Bangladesh To Receive $100 Million Loan From World Bank [PlanetArk]

DHAKA - The World Bank plans to lend Bangladesh $100 million by June to promote renewable sources of energy, particularly solar power, officials said.

A delegation from the World Bank visited Bangladesh last week to explore the possibility of renewable energy development.

"Bangladesh has sought a $100 million loan to set up a solar power plant and to explore other sources of alternative energy in the country," an official of the World Bank told Reuters on Saturday.

"It may take couple of months to reach an agreement with the new government to promote renewable energy as the country's natural energy (gas) is depleting gradually," said the official, who declined to be named.

Bangladesh's main source of energy, natural gas, is depleting fast and its recoverable gas reserve will meet demand only up to 2012, the state-run oil, gas and mineral corporation, or Petrobangla, has said.
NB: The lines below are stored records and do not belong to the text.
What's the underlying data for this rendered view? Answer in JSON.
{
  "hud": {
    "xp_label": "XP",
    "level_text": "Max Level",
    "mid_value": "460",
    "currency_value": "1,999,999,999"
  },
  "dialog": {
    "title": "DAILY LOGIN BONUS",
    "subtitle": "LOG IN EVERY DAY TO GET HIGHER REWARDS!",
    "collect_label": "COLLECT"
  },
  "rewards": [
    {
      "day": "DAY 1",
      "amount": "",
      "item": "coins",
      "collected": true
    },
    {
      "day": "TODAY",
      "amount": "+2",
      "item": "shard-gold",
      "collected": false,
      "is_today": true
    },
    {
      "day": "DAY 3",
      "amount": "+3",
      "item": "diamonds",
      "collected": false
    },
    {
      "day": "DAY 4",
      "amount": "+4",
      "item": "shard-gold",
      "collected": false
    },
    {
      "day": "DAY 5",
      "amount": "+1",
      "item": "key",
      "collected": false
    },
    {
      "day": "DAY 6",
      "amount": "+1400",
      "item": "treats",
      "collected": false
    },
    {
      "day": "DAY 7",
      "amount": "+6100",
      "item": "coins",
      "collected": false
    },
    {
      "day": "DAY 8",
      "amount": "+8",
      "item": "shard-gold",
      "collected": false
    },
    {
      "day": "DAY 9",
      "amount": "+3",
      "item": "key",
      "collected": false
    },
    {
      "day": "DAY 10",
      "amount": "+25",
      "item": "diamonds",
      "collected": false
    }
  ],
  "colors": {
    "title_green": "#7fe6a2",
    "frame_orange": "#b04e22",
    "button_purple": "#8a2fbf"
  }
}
Bangladesh now faces a shortage of over 250 million cubic feet of gas per day (mmcfd) against demand for over 2000 mmcfd.

Compounding problems, power generation has been hampered over the last few years as nearly 80 percent of the country's electricity is produced using gas.

The government has formulated a renewable energy policy to encourage the private and public sectors to develop alternative sources of energy, with the aim of meeting up to 10 percent of total electricity demand through renewable energy.

Also on Saturday, Japan said it had pledged to lend Bangladesh nearly $440 million for power generation and bridge construction projects.

Prime Minister Sheikh Hasina, who is also in charge of ministry of power, energy and mineral resources, has asked that taxes and duties on the import of solar energy systems such as solar panels be waived.

"It will be done very soon and is a only matter of processing," government energy secretary Mohammad Mohsin said on Saturday.

At present, importers pay around 3 percent duty and 15 percent value-added tax to import solar panels.

The importers, mostly non-governmental organizations, have been urging the government to forego all taxes to promote the use of renewable energy.

Mohsin said the prime minister felt that solar energy systems had not made much progress in the country despite their huge potential.

Officials say that around 300,000 solar panels have been installed by different NGOs in the country.